Can Clinton do an FDR?

August 16, 1994|By Alan Brinkley

AFTER 18 months in office, the Clinton administration finds itself in a bizarre political condition.

It is so beleaguered -- even the crime bill was rejected in the House last week -- that Bill Clinton's own pollster is encouraging Democratic candidates not to identify themselves too closely with him this year.

Yet he also is agonizingly close to a monumental policy achievement.

A long dreamed of national health insurance program -- uncertain as its prospects remain -- is closer to reality than it has ever been.

No domestic proposal since the Social Security Act of 1935 would affect the lives of so many Americans. And unlike Social Security, health care legislation will pass -- if it does -- over the strenuous opposition of an extraordinary range of well-financed and ferociously active interest groups as well as Republican foes.

Any plan Congress approves will only faintly resemble the complicated proposal the president submitted. But that will not prevent him from receiving the lion's share of the credit (or blame) for the result.

Franklin D. Roosevelt had little to do with drafting the Social Security Act. Yet it's linked to him.

The pressure for health care reform comes from many places and was building well before Mr. Clinton embraced the issue. But if a serious program is enacted, it will be his achievement more than anyone else's.

No president has staked so much political capital on universal BTC health care; that Bill Clinton has done so, so steadfastly, is all the more striking because he has so little capital to spare.

For that very reason, the battle reflects his considerable political weakness. He has been criticized for a lack of firmness and commitment. He will be strongly tempted to veto any bill that does not guarantee universal coverage.

But he also badly needs a victory and will be tempted to accept almost any package that substantially expands coverage. Both temptations pose dangers.

The history of the Social Security Act of 1935 suggests the risks of making an excessively rigid commitment to universal coverage.

When it was enacted, its benefits fell much further short of universality than almost any health care measure now debated. Huge categories of people were excluded.

The Social Security Act was successful because it established the principle that Americans were entitled to certain social protections. That principle quickly produced popular demands for continued expansion of the system.

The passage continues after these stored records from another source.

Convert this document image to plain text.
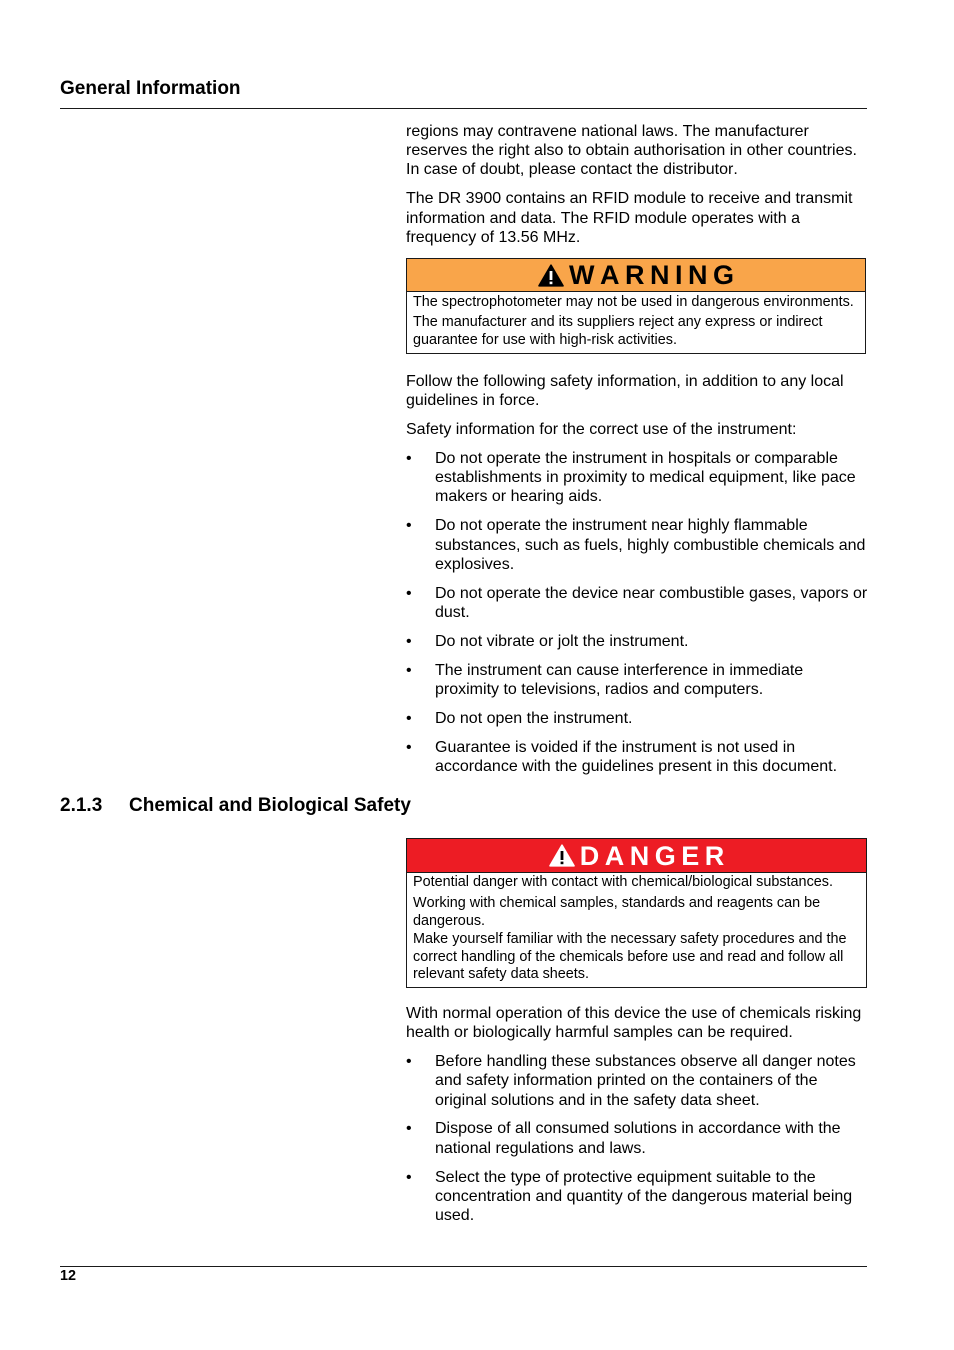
General Information

regions may contravene national laws. The manufacturer reserves the right also to obtain authorisation in other countries. In case of doubt, please contact the distributor.

The DR 3900 contains an RFID module to receive and transmit information and data. The RFID module operates with a frequency of 13.56 MHz.

WARNING

The spectrophotometer may not be used in dangerous environments.

The manufacturer and its suppliers reject any express or indirect guarantee for use with high-risk activities.

Follow the following safety information, in addition to any local guidelines in force.

Safety information for the correct use of the instrument:

• Do not operate the instrument in hospitals or comparable establishments in proximity to medical equipment, like pace makers or hearing aids.
• Do not operate the instrument near highly flammable substances, such as fuels, highly combustible chemicals and explosives.
• Do not operate the device near combustible gases, vapors or dust.
• Do not vibrate or jolt the instrument.
• The instrument can cause interference in immediate proximity to televisions, radios and computers.
• Do not open the instrument.
• Guarantee is voided if the instrument is not used in accordance with the guidelines present in this document.
2.1.3 Chemical and Biological Safety
DANGER

Potential danger with contact with chemical/biological substances.

Working with chemical samples, standards and reagents can be dangerous.

Make yourself familiar with the necessary safety procedures and the correct handling of the chemicals before use and read and follow all relevant safety data sheets.

With normal operation of this device the use of chemicals risking health or biologically harmful samples can be required.

• Before handling these substances observe all danger notes and safety information printed on the containers of the original solutions and in the safety data sheet.
• Dispose of all consumed solutions in accordance with the national regulations and laws.
• Select the type of protective equipment suitable to the concentration and quantity of the dangerous material being used.
12
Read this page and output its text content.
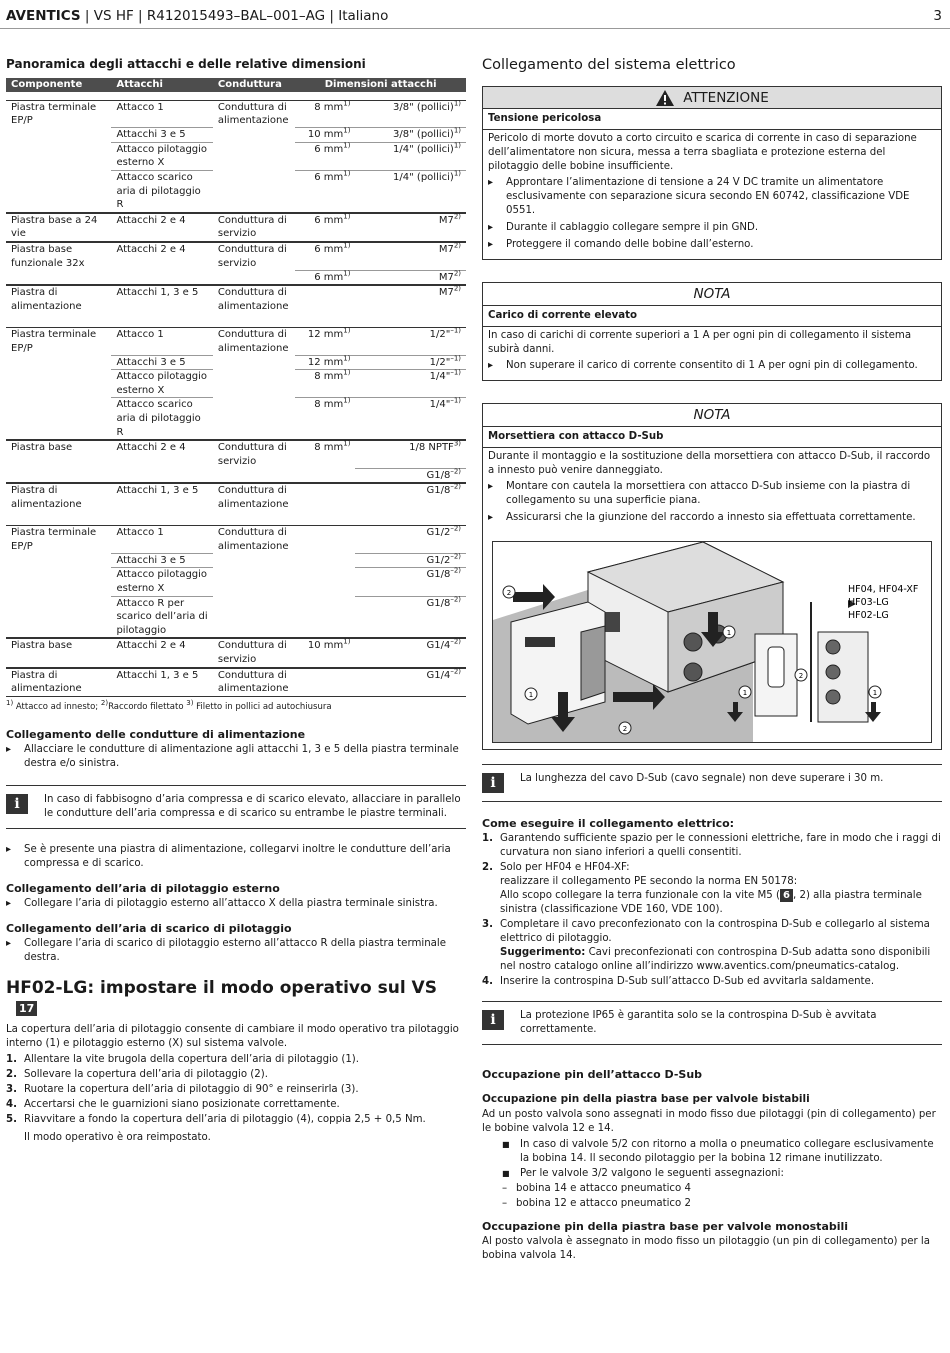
AVENTICS | VS HF | R412015493–BAL–001–AG | Italiano	3
Panoramica degli attacchi e delle relative dimensioni
Componente	Attacchi	Conduttura	Dimensioni attacchi	

Piastra terminale EP/P	Attacco 1	Conduttura di alimentazione	8 $mm^{1)}$	3/8" (pollici)$^{1)}$
	Attacchi 3 e 5		10 $mm^{1)}$	3/8" (pollici)$^{1)}$
	Attacco pilotaggio esterno X		6 $mm^{1)}$	1/4" (pollici)$^{1)}$
	Attacco scarico aria di pilotaggio R		6 $mm^{1)}$	1/4" (pollici)$^{1)}$
Piastra base a 24 vie	Attacchi 2 e 4	Conduttura di servizio	6 $mm^{1)}$	M7$^{2)}$
Piastra base funzionale 32x	Attacchi 2 e 4	Conduttura di servizio	6 $mm^{1)}$	M7$^{2)}$
			6 $mm^{1)}$	M7$^{2)}$
Piastra di alimentazione	Attacchi 1, 3 e 5	Conduttura di alimentazione		M7$^{2)}$

Piastra terminale EP/P	Attacco 1	Conduttura di alimentazione	12 $mm^{1)}$	1/2"$^{-1)}$
	Attacchi 3 e 5		12 $mm^{1)}$	1/2"$^{-1)}$
	Attacco pilotaggio esterno X		8 $mm^{1)}$	1/4"$^{-1)}$
	Attacco scarico aria di pilotaggio R		8 $mm^{1)}$	1/4"$^{-1)}$
Piastra base	Attacchi 2 e 4	Conduttura di servizio	8 $mm^{1)}$	1/8 NPTF$^{3)}$
				$G1/8^{-2)}$
Piastra di alimentazione	Attacchi 1, 3 e 5	Conduttura di alimentazione		$G1/8^{-2)}$

Piastra terminale EP/P	Attacco 1	Conduttura di alimentazione		$G1/2^{-2)}$
	Attacchi 3 e 5			$G1/2^{-2)}$
	Attacco pilotaggio esterno X			$G1/8^{-2)}$
	Attacco R per scarico dell’aria di pilotaggio			$G1/8^{-2)}$
Piastra base	Attacchi 2 e 4	Conduttura di servizio	10 $mm^{1)}$	$G1/4^{-2)}$
Piastra di alimentazione	Attacchi 1, 3 e 5	Conduttura di alimentazione		$G1/4^{-2)}$

$^{1)}$ Attacco ad innesto; $^{2)}$Raccordo filettato $^{3)}$ Filetto in pollici ad autochiusura
Collegamento delle condutture di alimentazione
▸ Allacciare le condutture di alimentazione agli attacchi 1, 3 e 5 della piastra terminale destra e/o sinistra.
i	In caso di fabbisogno d’aria compressa e di scarico elevato, allacciare in parallelo le condutture dell’aria compressa e di scarico su entrambe le piastre terminali.
▸ Se è presente una piastra di alimentazione, collegarvi inoltre le condutture dell’aria compressa e di scarico.
Collegamento dell’aria di pilotaggio esterno
▸ Collegare l’aria di pilotaggio esterno all’attacco X della piastra terminale sinistra.
Collegamento dell’aria di scarico di pilotaggio
▸ Collegare l’aria di scarico di pilotaggio esterno all’attacco R della piastra terminale destra.
HF02-LG: impostare il modo operativo sul VS17

La copertura dell’aria di pilotaggio consente di cambiare il modo operativo tra pilotaggio interno (1) e pilotaggio esterno (X) sul sistema valvole.

1. Allentare la vite brugola della copertura dell’aria di pilotaggio (1).
2. Sollevare la copertura dell’aria di pilotaggio (2).
3. Ruotare la copertura dell’aria di pilotaggio di 90° e reinserirla (3).
4. Accertarsi che le guarnizioni siano posizionate correttamente.
5. Riavvitare a fondo la copertura dell’aria di pilotaggio (4), coppia 2,5 + 0,5 Nm.

Il modo operativo è ora reimpostato.

Collegamento del sistema elettrico
ATTENZIONE
Tensione pericolosa

Pericolo di morte dovuto a corto circuito e scarica di corrente in caso di separazione dell’alimentatore non sicura, messa a terra sbagliata e protezione esterna del pilotaggio delle bobine insufficiente.

▸ Approntare l’alimentazione di tensione a 24 V DC tramite un alimentatore esclusivamente con separazione sicura secondo EN 60742, classificazione VDE 0551.
▸ Durante il cablaggio collegare sempre il pin GND.
▸ Proteggere il comando delle bobine dall’esterno.
NOTA
Carico di corrente elevato

In caso di carichi di corrente superiori a 1 A per ogni pin di collegamento il sistema subirà danni.

▸ Non superare il carico di corrente consentito di 1 A per ogni pin di collegamento.
NOTA
Morsettiera con attacco D-Sub

Durante il montaggio e la sostituzione della morsettiera con attacco D-Sub, il raccordo a innesto può venire danneggiato.

▸ Montare con cautela la morsettiera con attacco D-Sub insieme con la piastra di collegamento su una superficie piana.
▸ Assicurarsi che la giunzione del raccordo a innesto sia effettuata correttamente.
2
1
1
2
1
2
1
HF04, HF04-XF
HF03-LG
HF02-LG
i	La lunghezza del cavo D-Sub (cavo segnale) non deve superare i 30 m.
Come eseguire il collegamento elettrico:
1. Garantendo sufficiente spazio per le connessioni elettriche, fare in modo che i raggi di curvatura non siano inferiori a quelli consentiti.
2. Solo per HF04 e HF04-XF:
realizzare il collegamento PE secondo la norma EN 50178:
Allo scopo collegare la terra funzionale con la vite M5 ( 6 , 2) alla piastra terminale sinistra (classificazione VDE 160, VDE 100).
3. Completare il cavo preconfezionato con la controspina D-Sub e collegarlo al sistema elettrico di pilotaggio.
Suggerimento: Cavi preconfezionati con controspina D-Sub adatta sono disponibili nel nostro catalogo online all’indirizzo www.aventics.com/pneumatics-catalog.
4. Inserire la controspina D-Sub sull’attacco D-Sub ed avvitarla saldamente.
i	La protezione IP65 è garantita solo se la controspina D-Sub è avvitata correttamente.
Occupazione pin dell’attacco D-Sub
Occupazione pin della piastra base per valvole bistabili

Ad un posto valvola sono assegnati in modo fisso due pilotaggi (pin di collegamento) per le bobine valvola 12 e 14.

■ In caso di valvole 5/2 con ritorno a molla o pneumatico collegare esclusivamente la bobina 14. Il secondo pilotaggio per la bobina 12 rimane inutilizzato.
■ Per le valvole 3/2 valgono le seguenti assegnazioni:
– bobina 14 e attacco pneumatico 4
– bobina 12 e attacco pneumatico 2
Occupazione pin della piastra base per valvole monostabili

Al posto valvola è assegnato in modo fisso un pilotaggio (un pin di collegamento) per la bobina valvola 14.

Surely, legislation establishing the principle but not the reality of universal health care would similarly generate substantial public pressure for expansion.

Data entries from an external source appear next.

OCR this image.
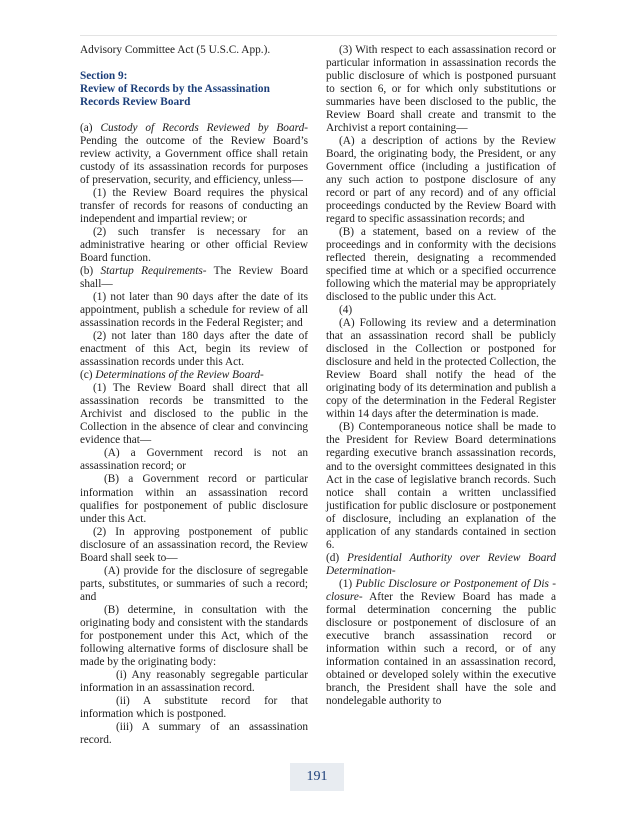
Advisory Committee Act (5 U.S.C. App.).

Section 9:

Review of Records by the Assassination Records Review Board

(a) Custody of Records Reviewed by Board- Pending the outcome of the Review Board’s review activity, a Government office shall retain custody of its assassination records for purposes of preservation, security, and efficiency, unless—

(1) the Review Board requires the physical transfer of records for reasons of conducting an independent and impartial review; or

(2) such transfer is necessary for an administrative hearing or other official Review Board function.

(b) Startup Requirements- The Review Board shall—

(1) not later than 90 days after the date of its appointment, publish a schedule for review of all assassination records in the Federal Register; and

(2) not later than 180 days after the date of enactment of this Act, begin its review of assassination records under this Act.

(c) Determinations of the Review Board-

(1) The Review Board shall direct that all assassination records be transmitted to the Archivist and disclosed to the public in the Collection in the absence of clear and convincing evidence that—

(A) a Government record is not an assassination record; or

(B) a Government record or particular information within an assassination record qualifies for postponement of public disclosure under this Act.

(2) In approving postponement of public disclosure of an assassination record, the Review Board shall seek to—

(A) provide for the disclosure of segregable parts, substitutes, or summaries of such a record; and

(B) determine, in consultation with the originating body and consistent with the standards for postponement under this Act, which of the following alternative forms of disclosure shall be made by the originating body:

(i) Any reasonably segregable particular information in an assassination record.

(ii) A substitute record for that information which is postponed.

(iii) A summary of an assassination record.

(3) With respect to each assassination record or particular information in assassination records the public disclosure of which is postponed pursuant to section 6, or for which only substitutions or summaries have been disclosed to the public, the Review Board shall create and transmit to the Archivist a report containing—

(A) a description of actions by the Review Board, the originating body, the President, or any Government office (including a justification of any such action to postpone disclosure of any record or part of any record) and of any official proceedings conducted by the Review Board with regard to specific assassination records; and

(B) a statement, based on a review of the proceedings and in conformity with the decisions reflected therein, designating a recommended specified time at which or a specified occurrence following which the material may be appropriately disclosed to the public under this Act.

(4)

(A) Following its review and a determination that an assassination record shall be publicly disclosed in the Collection or postponed for disclosure and held in the protected Collection, the Review Board shall notify the head of the originating body of its determination and publish a copy of the determination in the Federal Register within 14 days after the determination is made.

(B) Contemporaneous notice shall be made to the President for Review Board determinations regarding executive branch assassination records, and to the oversight committees designated in this Act in the case of legislative branch records. Such notice shall contain a written unclassified justification for public disclosure or postponement of disclosure, including an explanation of the application of any standards contained in section 6.

(d) Presidential Authority over Review Board Determination-

(1) Public Disclosure or Postponement of Dis - closure- After the Review Board has made a formal determination concerning the public disclosure or postponement of disclosure of an executive branch assassination record or information within such a record, or of any information contained in an assassination record, obtained or developed solely within the executive branch, the President shall have the sole and nondelegable authority to

191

On the other hand, the 1965 Medicare Act illustrates the dangers of establishing a principle of entitlement without an adequate structure for financing and containing it.

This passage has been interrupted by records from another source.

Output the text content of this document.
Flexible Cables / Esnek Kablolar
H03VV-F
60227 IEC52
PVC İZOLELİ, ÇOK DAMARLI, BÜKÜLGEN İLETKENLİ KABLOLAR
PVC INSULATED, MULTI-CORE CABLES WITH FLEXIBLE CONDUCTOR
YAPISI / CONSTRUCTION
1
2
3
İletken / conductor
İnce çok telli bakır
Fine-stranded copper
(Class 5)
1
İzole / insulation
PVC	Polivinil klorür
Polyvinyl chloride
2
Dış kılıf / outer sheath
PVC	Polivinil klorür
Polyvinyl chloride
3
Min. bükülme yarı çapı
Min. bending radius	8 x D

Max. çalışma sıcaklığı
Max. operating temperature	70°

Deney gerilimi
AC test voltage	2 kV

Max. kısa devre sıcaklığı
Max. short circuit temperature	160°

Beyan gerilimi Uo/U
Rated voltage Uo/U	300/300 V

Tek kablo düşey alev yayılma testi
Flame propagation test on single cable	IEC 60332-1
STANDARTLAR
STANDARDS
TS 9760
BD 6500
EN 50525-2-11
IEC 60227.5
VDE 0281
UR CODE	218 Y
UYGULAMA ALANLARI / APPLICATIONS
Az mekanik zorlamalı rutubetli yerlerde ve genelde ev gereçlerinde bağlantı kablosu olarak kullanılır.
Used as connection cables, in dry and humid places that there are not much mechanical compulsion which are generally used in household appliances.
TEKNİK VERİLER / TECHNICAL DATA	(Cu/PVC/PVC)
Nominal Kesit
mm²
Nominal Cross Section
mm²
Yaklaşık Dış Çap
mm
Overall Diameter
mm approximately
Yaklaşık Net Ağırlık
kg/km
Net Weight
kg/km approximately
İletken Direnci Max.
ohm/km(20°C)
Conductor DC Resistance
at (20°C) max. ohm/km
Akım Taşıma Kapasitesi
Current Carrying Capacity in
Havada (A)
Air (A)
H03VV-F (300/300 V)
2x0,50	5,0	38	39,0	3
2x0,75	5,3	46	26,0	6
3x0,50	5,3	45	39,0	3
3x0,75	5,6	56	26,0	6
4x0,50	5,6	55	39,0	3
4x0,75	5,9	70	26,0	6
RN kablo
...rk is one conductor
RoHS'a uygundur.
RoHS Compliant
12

President Lyndon B. Johnson believed, correctly, that once he established the principle of a right to health care for elderly people, it would be impossible ever to rescind it. But he established no effective mechanisms for controlling the costs, and by the late 1970s they were growing at a phenomenal rate.

Later efforts to contain them led to a shifting of economic burdens to other groups of recipients, driving up insurance premiums for people under 65 and helping to push many out of coverage altogether.

The unintended consequences of Medicare are among the causes of today's health care crisis. And they support Mr. Clinton's argument that a system too far from universality could make things worse, not better, for people who need help the most.

The president faces the unenviable task of balancing these conflicting legacies -- from a position of political weakness. The result will, no doubt, be far from perfect.

But it seems reasonable to expect him to insist that any legislation at least create a path toward an effective system of universal coverage (as the Social Security Act did) and not a route to crippling imbalances in the cost of health care (as the Medicare bill inadvertently managed to do).

If he can achieve this, the controversies swirling about him are likely to seem as ephemeral in the end as the long-forgotten partisan squabbles of 1935.

Alan Brinkley, professor of history at Columbia University, wrote this for the New York Times.